Cipher Issue 118, January 21, 2014, Editor's Letter

Dear Readers,

This publication is the newsletter of the IEEE Computer Society's Technical Committee on Security and Privacy, and every two years we welcome new officers. Patrick McDaniel moves from TC Vice Chair to the Chair position, and Ulf Lindqvist takes over as Vice Chair. Sven Dietrich, the assistant editor of this publication, ends his term as the TCSP chair, and he has many accomplishments in his wake. One of them is the open access agreement for proceedings of the Security and Privacy Symposium and other TCSP sponsored conferences. The 2012 proceedings are available without charge from the Computer Society's Digital Library, and those from 2013 will be similarly available this summer.

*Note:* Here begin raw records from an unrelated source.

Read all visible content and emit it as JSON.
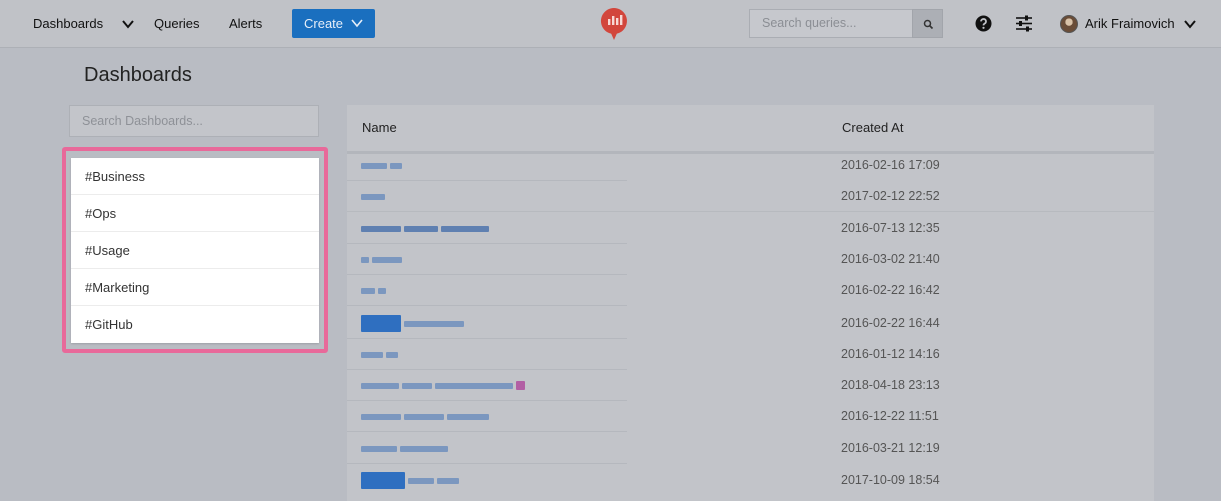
{
  "nav": {
    "dashboards_label": "Dashboards",
    "queries_label": "Queries",
    "alerts_label": "Alerts",
    "create_label": "Create",
    "search_placeholder": "Search queries...",
    "user_name": "Arik Fraimovich"
  },
  "page": {
    "title": "Dashboards",
    "search_placeholder": "Search Dashboards..."
  },
  "tags": [
    "#Business",
    "#Ops",
    "#Usage",
    "#Marketing",
    "#GitHub"
  ],
  "table": {
    "columns": [
      "Name",
      "Created At"
    ],
    "rows": [
      {
        "name": "",
        "created_at": "2016-02-16 17:09"
      },
      {
        "name": "",
        "created_at": "2017-02-12 22:52"
      },
      {
        "name": "",
        "created_at": "2016-07-13 12:35"
      },
      {
        "name": "",
        "created_at": "2016-03-02 21:40"
      },
      {
        "name": "",
        "created_at": "2016-02-22 16:42"
      },
      {
        "name": "",
        "created_at": "2016-02-22 16:44"
      },
      {
        "name": "",
        "created_at": "2016-01-12 14:16"
      },
      {
        "name": "",
        "created_at": "2018-04-18 23:13"
      },
      {
        "name": "",
        "created_at": "2016-12-22 11:51"
      },
      {
        "name": "",
        "created_at": "2016-03-21 12:19"
      },
      {
        "name": "",
        "created_at": "2017-10-09 18:54"
      }
    ]
  },
  "colors": {
    "accent": "#1a6fbf",
    "highlight": "#e8699a",
    "logo": "#d2463c"
  },
  "icons": [
    "chevron-down-icon",
    "redash-logo-icon",
    "search-icon",
    "help-icon",
    "settings-sliders-icon"
  ]
}
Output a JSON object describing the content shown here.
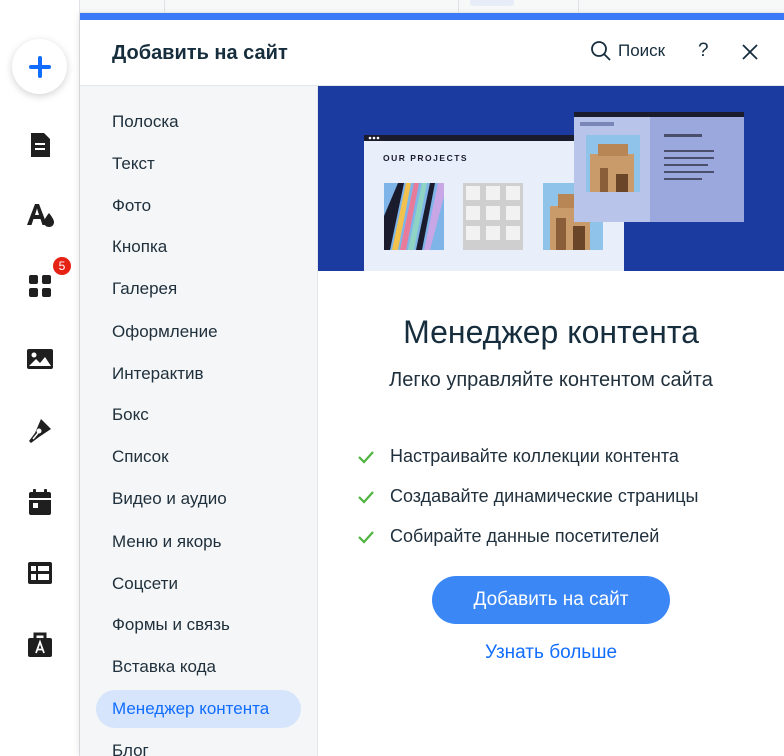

There was so much news about computer security problems during the last 60 days that I found it difficult to keep up. Even deciding to limit limit Snowden articles was not enough, as the point-of-sale attacks and compromised user databases seemed endless. If this the new future? I read some time ago that the statistics on airline disasters were such that in the near future we would hear of at least one crash per day. Apparently computer security disasters are the same order of magnitude.

NSA has announced that nominations for their "Science of Security" award are open. Authors of papers published in 2013 are eligible.

Relevant to the point-of-sale attacks, Richard Austin this month has reviewed the second edition of a computer forensics book. If you are interested in learning how malware works to evade detection, even in a post-mortem, take a look at the review and decide if you'd like to see the book itself.

The annual Security and Privacy Symposium (aka "Oakland") will announce the program of accepted papers soon, and the expectation is that it will be a full 3-day program. The conference has been moving around the San Francisco Bay area, and this year it will be in San Jose at the Fairmont Hotel.